Why auto-scaling analytical databases aren’t so magical

Posted April 6, 2017 by Soniya Shah, Information Developer

Designers discussing project in office sample library
This blog post was authored by Steve Sarsfield.

There is a new feature in analytical databases that seems to be all the rage, particular in cloud data warehouse – Autoscaling. Autoscaling’s promise is that if you have a particularly hard analytical workload, autoscaling will spin up new storage and compute to get the job done. If I have a heavy workload, new resources will easily spin up to meet the level of service that you need, and then automatically scale back down when they are not needed.

In the cloud databases I’ve evaluated, autoscaling seems to be implemented instead of tuning. Since the database automatically scales, they will tell you that tuning (or maintenance) becomes less critical. The old tried and true way of handling increased or chaotic workloads is having an enterprise architect look at the workload and design an optimal strategy for delivering it. This involves designing the right schemas, tuning individual queries with features like indexes, materialized views and projections. The architect might leverage a system that can sense long-running queries and assign difference resources (memory, cpu, etc) so that long-running queries don’t notably impact daily analytics. The newer autoscaling databases don’t offer much in tuning. After all, you can just autoscale when things get slow.

The Daily Scenario

To understand the difference, let’s look at what happens when an analyst formulates a particularly gnarly query that begins to chew up resources and database time? This may be a mistake, but often an analyst is exploring the data without really understanding schemas, optimizations or how the query will impact the system. An analyst has an idea and wants to know something new, but since it’s a new idea, the query might be full of JOINs and other nasties that impede performance.

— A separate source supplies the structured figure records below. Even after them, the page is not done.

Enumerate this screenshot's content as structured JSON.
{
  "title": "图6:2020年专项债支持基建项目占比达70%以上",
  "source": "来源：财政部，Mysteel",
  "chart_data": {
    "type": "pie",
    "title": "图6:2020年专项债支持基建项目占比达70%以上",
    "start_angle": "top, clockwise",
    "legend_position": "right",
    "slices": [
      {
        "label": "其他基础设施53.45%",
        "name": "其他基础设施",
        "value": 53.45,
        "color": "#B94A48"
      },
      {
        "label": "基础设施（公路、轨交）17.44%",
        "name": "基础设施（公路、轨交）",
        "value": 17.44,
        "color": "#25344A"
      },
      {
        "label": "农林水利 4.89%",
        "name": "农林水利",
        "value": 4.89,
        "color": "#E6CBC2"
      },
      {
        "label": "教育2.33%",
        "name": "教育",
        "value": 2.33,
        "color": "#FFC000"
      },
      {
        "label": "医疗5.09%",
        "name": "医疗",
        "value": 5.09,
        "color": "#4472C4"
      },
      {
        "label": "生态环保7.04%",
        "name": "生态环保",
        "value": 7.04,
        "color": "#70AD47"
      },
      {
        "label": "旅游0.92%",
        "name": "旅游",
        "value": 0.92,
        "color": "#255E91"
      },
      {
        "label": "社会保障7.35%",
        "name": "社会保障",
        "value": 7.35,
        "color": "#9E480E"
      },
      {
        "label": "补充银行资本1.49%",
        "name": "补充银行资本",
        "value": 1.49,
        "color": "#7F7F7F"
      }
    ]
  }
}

In an autoscaling scenario, the database would ask for more resources to come online. It simply spins up extra nodes, at additional cost, to meet the needs of the query. Many of the license agreements for the auto-tune have you on the hook for this additional cost for at least 30 days. Even if you realize your mistake, the resources are locked in for that time.

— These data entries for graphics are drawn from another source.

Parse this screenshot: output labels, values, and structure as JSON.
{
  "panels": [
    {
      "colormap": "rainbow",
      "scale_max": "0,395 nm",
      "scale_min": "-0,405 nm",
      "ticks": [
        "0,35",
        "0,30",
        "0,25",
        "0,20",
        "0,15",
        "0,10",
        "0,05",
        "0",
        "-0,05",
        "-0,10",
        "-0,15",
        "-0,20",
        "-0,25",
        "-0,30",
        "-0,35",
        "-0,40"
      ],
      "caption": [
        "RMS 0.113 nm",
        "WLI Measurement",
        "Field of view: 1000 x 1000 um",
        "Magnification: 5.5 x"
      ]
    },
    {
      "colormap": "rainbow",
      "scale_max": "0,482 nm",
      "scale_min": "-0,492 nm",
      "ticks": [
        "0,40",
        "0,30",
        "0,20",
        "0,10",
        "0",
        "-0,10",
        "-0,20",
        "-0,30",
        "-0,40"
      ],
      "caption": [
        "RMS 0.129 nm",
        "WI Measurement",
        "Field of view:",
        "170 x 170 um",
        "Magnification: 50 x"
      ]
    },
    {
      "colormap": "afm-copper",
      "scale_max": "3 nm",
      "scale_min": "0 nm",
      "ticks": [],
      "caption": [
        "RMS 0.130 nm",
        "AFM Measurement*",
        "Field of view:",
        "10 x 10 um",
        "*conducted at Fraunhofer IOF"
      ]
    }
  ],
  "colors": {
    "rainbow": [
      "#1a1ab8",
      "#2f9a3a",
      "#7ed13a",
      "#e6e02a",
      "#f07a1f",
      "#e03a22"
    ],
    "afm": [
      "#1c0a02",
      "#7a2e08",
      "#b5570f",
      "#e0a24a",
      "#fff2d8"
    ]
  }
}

In a tuning scenario, the resources and costs would stay the same, but the new query would be demoted as a second class citizen, asked to complete as a background task, slowly completing when the database was not too busy.

Making the choice

If given a hard choice, I think most companies would want to keep the tuning scenario for the best fiscal responsibility. If the analyst finds something good that needs to be part of the daily analytics, it’s possible that in the tuning scenario, resources would never need to be increased. The enterprise architect would create some optimizations to boost the query. In the autoscaling scenario, the new query would require additional cost and additional resources.

Of course, if tuning runs its course, then it’s OK to bring in new nodes. In any sitation, this should be easy. It should also be easy to leverage any on-premise nodes, cloud nodes or even Hadoop nodes if there are spare cycles. The questions become: Should this be automatic? Should it be at the exclusion of tuning, also called “maintenance” by some vendors?

The future should consider both

Analytical systems should devise ways to optimize query costs across both tuning and autoscaling. If enterprise architects could easily see the impact of how these two processes work together to provide the ultimate, low-cost analytics. Yes, you do want to be able to scale at-will, but you also should consider tuning and the differences in costs.